King Records Museum In Cincinnati's Future?
December 30, 2009
Rev. Keith A. Gordon

King Records, the Cincinnati-based independent label that specialized in blues, R&B, and country music during the 1950s and '60s, may finally be receiving the respect due such an important part of the 20th century American music landscape. In the wake of author Jon Hartley Fox's excellent book on the label, King of the Queen City, the city of Cincinnati is beginning to look upon its former musical ambassador to the world with a different perspective.

The Cincinnati U.S.A. Music Heritage Foundation has placed a marker outside 811 Race Street honoring the 1945-1955 existence of the E.T. Herzog Recording Co., where several of King Record's influential early hit records were recorded. The foundation also moved into the space that once housed the studio and is looking to build a collection of the label's releases to display. CUMHF president Elliott Ruther is also said to be interested in launching a course on King Records at Cincinnati State University, where he serves as the director of development.

Most interesting, however, are plans to begin fundraising for a full-fledged King Records museum honoring the label that the visionary Syd Nathan founded in the late 1940s. A "King Studios" committee has been formed with an eye towards raising $10 - $12 million to build a 12,000-square-foot museum, for-profit recording studio, multipurpose space, and visual arts studio.

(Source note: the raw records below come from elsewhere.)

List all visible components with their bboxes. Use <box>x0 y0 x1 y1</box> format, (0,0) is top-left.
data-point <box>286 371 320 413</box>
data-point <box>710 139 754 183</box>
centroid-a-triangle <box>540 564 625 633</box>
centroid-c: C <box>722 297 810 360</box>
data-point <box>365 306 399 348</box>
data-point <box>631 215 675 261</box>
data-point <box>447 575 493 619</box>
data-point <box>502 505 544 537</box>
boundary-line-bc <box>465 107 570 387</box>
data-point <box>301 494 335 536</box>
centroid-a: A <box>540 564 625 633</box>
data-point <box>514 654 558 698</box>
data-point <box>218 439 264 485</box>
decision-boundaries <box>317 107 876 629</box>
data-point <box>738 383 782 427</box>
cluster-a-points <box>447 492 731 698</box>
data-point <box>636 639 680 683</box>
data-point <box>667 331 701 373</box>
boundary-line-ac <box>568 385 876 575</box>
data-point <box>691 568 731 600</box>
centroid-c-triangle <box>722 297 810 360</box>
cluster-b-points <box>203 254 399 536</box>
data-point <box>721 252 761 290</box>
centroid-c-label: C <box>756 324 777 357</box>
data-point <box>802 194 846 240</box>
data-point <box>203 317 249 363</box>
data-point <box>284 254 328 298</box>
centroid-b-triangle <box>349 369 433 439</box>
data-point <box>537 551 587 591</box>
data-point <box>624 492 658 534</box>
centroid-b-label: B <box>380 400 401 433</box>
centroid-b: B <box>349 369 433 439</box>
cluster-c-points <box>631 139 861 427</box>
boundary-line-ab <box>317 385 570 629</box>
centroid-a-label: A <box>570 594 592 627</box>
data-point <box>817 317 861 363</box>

From the late-1940s through the mid-1960s, the list of artists recorded by King Records is truly phenomenal. From blues greats like Freddie King and John Lee Hooker and R&B pioneers like James Brown to country legends like the Delmore Brothers, King Records made stars from a diverse range of artists, breaking down racial and musical barriers while releasing some great music. Although the label went under shortly after Nathan's death in 1968, it is well deserving of a permanent place in Cincinnati music history.